人声嗡嗡,执法弟子脸色难看。他盯着林宵,又看看桶,最终松了手,把桶往地上一放:“东西藏好了?最好真没有。”
林宵摊手:“我一个杂役,能有什么?练体术的草稿,破衣烂鞋,再加一身伤。你们要,全拿走。”
那人冷哼一声,收队出门。临走前回头瞪他一眼:“别以为躲得过。大弟子亲自下令,这事没完。”
门关上,林宵站着没动,耳朵听着脚步声远去,直到彻底消失。
他慢慢弯腰,从桶夹层里抽出一张纸——不是功法,而是那半张地图。他摊在掌心,用指甲刮过“别信执事”四个字的笔画,边缘有细微的毛刺,是匆忙烧灼留下的。
“执事房的人刚走,你就派人来搜?”他低笑,“周玄,你急了。”
他把地图塞回怀里,又走到桶边,手指摸向夹层内壁。指甲划过木纹,突然一顿——有两道新痕,极细,像是金属利器试探过。
“白天搜不到,晚上会来?”他眯眼,“好啊,我等你。”
他把桶转了个方向,让夹层背对门缝,又从床底拖出一块破布,盖在桶口,伪装成防尘用。做完这些,他坐回床沿,从怀中摸出半粒凝气丹,一口吞下。
寒气入体,经脉灼痛稍缓。他闭眼调息片刻,再睁眼时,眼里哪还有半分虚弱,只剩冷光闪动。
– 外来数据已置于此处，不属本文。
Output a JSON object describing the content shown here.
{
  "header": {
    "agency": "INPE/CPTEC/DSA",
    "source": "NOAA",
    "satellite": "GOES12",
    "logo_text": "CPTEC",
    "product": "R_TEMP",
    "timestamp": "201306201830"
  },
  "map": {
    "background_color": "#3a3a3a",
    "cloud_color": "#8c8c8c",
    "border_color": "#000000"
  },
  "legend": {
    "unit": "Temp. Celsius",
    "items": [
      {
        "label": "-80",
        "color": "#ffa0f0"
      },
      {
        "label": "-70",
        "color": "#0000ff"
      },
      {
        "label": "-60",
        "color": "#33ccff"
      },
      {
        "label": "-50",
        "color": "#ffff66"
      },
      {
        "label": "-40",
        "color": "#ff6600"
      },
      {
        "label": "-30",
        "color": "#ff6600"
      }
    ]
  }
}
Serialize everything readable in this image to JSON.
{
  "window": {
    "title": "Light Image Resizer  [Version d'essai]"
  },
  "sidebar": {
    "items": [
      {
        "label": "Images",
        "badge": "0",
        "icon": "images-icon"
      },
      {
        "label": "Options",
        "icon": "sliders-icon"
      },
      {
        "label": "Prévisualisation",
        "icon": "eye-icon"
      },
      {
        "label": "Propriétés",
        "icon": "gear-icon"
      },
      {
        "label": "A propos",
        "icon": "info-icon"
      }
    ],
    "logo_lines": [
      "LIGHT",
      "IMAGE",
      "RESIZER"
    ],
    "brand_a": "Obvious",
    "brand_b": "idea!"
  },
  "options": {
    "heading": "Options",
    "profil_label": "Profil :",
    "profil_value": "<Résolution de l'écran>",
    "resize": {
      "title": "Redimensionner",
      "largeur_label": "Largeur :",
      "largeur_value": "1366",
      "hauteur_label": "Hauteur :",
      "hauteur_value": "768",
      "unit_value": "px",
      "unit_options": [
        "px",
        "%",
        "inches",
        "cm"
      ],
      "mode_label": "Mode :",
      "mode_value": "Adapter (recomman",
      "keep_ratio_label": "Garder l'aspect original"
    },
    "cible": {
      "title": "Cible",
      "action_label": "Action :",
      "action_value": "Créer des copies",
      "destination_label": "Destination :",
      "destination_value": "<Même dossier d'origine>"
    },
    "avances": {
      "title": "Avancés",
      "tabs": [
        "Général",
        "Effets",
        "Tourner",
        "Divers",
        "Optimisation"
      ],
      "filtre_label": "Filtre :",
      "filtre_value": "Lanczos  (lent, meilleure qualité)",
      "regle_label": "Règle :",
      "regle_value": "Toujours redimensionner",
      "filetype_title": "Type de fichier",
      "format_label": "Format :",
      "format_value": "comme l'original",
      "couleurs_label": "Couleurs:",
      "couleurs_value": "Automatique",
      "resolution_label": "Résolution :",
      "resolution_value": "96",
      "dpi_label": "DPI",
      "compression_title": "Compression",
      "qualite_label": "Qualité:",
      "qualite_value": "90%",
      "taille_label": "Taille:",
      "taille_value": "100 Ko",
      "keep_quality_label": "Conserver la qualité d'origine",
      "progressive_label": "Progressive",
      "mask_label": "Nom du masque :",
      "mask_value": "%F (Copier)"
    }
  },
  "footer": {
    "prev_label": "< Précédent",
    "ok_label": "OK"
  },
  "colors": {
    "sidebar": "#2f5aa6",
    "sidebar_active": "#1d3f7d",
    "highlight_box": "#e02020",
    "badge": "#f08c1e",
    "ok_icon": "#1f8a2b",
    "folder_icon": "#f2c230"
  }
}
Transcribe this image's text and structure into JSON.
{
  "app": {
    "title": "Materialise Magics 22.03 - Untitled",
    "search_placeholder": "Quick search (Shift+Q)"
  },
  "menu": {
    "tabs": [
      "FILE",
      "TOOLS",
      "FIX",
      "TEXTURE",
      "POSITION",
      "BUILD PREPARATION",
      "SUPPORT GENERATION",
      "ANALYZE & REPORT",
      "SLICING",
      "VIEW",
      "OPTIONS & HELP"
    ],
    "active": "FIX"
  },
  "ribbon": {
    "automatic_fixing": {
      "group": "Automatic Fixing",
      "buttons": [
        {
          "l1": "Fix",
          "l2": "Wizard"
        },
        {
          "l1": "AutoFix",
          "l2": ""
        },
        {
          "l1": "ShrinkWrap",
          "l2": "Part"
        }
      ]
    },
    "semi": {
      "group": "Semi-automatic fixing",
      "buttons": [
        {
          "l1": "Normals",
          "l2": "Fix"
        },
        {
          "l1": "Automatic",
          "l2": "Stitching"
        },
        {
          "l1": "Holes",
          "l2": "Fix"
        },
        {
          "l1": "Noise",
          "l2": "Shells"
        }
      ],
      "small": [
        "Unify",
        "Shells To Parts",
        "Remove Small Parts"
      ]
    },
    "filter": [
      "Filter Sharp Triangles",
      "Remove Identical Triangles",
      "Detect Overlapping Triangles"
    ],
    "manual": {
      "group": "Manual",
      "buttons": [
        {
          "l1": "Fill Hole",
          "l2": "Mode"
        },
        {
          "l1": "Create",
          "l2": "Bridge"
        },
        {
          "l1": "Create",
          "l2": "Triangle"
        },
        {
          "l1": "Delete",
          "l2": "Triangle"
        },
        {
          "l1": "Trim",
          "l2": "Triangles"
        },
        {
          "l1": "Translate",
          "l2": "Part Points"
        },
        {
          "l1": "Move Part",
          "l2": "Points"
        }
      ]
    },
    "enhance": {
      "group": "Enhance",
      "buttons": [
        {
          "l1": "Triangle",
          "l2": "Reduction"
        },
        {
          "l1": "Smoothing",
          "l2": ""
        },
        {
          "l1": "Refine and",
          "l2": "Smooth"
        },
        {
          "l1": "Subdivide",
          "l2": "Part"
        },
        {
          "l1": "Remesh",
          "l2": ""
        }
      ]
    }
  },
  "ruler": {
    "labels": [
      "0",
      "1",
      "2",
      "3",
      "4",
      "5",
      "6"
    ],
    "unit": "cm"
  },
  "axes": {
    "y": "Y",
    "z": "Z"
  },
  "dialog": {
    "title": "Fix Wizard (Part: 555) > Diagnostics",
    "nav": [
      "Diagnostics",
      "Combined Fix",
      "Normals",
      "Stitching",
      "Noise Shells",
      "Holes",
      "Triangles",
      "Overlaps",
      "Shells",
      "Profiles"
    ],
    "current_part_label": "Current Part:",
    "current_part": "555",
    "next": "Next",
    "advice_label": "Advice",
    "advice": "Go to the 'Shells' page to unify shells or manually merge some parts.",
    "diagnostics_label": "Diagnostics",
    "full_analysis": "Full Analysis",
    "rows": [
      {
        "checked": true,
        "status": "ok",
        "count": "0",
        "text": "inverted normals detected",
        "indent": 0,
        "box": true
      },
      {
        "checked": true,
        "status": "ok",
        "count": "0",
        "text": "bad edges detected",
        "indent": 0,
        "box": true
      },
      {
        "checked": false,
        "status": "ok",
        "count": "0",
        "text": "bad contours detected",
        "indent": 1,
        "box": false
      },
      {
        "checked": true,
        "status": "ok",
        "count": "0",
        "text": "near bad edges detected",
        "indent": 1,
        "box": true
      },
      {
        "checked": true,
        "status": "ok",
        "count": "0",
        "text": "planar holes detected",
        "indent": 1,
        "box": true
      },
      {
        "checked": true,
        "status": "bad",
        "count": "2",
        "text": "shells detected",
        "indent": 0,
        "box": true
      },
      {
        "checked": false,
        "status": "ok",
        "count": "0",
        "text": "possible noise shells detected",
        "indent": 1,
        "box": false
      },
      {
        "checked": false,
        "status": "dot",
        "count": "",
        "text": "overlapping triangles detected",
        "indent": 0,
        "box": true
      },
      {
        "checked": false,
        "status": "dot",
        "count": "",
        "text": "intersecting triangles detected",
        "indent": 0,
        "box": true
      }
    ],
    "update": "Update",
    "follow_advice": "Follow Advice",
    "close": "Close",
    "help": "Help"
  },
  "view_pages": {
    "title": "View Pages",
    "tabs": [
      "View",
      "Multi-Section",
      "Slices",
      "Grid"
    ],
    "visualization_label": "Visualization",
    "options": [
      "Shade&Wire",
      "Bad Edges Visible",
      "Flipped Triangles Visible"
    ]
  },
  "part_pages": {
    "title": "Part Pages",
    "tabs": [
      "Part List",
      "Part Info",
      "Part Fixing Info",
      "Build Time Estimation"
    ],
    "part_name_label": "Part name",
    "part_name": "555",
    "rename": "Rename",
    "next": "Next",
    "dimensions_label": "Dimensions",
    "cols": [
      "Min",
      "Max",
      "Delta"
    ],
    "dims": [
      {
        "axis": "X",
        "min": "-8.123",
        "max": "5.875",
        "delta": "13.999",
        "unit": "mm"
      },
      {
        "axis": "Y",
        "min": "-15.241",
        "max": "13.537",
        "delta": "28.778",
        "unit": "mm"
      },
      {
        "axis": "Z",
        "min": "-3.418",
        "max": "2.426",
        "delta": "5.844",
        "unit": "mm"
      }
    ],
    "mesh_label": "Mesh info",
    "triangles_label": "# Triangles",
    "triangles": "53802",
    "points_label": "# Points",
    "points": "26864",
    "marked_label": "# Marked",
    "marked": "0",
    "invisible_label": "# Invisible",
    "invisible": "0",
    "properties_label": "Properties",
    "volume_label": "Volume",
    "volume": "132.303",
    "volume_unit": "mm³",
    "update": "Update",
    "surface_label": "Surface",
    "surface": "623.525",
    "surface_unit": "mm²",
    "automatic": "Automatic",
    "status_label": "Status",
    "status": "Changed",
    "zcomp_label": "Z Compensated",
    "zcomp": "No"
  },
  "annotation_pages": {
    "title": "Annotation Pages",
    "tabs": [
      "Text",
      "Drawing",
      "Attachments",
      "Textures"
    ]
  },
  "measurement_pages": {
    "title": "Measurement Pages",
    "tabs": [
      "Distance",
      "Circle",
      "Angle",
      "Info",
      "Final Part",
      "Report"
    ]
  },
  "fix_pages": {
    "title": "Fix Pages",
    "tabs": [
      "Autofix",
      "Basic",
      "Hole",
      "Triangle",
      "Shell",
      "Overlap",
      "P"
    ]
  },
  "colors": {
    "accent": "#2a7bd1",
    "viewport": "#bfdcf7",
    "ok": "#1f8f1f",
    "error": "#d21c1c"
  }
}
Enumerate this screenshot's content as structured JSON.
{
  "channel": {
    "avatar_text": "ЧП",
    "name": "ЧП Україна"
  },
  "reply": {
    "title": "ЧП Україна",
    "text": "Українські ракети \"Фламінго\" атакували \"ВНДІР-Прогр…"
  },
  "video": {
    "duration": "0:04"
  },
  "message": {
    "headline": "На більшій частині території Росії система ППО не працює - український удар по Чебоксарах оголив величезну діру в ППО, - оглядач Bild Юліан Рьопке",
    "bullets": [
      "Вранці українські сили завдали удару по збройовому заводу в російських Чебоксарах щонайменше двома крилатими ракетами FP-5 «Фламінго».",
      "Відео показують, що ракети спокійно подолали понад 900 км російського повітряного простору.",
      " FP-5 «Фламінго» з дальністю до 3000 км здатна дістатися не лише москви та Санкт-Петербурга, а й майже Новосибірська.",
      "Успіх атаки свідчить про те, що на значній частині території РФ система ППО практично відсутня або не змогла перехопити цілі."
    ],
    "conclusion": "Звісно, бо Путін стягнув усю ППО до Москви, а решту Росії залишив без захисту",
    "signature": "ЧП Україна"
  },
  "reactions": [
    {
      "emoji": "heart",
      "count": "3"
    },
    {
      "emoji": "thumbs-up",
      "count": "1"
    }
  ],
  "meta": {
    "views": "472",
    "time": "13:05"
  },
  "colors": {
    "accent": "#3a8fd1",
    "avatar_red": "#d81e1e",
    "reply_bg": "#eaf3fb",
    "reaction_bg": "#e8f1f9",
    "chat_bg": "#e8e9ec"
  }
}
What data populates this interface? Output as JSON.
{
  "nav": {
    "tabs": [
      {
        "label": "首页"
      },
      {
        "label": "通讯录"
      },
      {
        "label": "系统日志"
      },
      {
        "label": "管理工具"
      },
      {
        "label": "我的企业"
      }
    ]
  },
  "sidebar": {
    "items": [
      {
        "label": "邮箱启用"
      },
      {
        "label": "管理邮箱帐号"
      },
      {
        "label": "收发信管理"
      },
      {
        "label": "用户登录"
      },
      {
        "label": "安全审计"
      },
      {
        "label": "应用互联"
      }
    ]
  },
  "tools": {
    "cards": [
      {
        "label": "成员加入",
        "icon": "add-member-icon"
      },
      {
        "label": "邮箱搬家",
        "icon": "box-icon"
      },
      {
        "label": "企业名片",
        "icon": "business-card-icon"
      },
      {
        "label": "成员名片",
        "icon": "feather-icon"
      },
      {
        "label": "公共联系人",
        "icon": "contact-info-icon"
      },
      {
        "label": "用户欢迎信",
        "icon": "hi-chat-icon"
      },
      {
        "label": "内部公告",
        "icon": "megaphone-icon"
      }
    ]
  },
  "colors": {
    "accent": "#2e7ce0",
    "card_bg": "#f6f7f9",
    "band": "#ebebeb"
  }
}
天黑得很快。杂役院早早熄了灯,只剩几盏油火在风里摇。林宵没睡,靠在床头,听着外头的动静。
三更天,院门无声滑开一条缝。
一道黑影贴墙而入,没走正路,直奔他的屋子。那人动作极轻,靴底裹了布,落地无声。到了门口,他没推门,而是从袖中抽出一根细铁条,插进锁眼。
林宵在屋里笑了。
他等的就是这一刻。
那人撬锁极快,咔的一声,门开了。黑影闪进来,反手关门,直奔挑水桶。他蹲下,手指摸向桶箍,正要拆解——
“找这个?”
声音从背后响起。黑影猛回头,林宵就站在床边,手里拿着那张湿透的草稿纸,晃了晃。
“你……”那人瞳孔一缩,手已摸向腰间短刃。
林宵不慌不忙,把纸往桌上一拍:“白天执法堂来搜,你说你只是复查?那你现在半夜撬门,是复查第二遍?”
那人不答,猛然拔刀,直刺林宵咽喉。
刀光一闪,林宵却没退。他侧身一让,刀刃擦着颈侧划过,带出一道血线。他反手一扣,抓住对方手腕,膝盖猛顶其肘关节。
咔!
骨头断裂声清脆。那人惨叫未出,林宵已拧身压上,一记肘击砸在后颈,将其扑倒在地。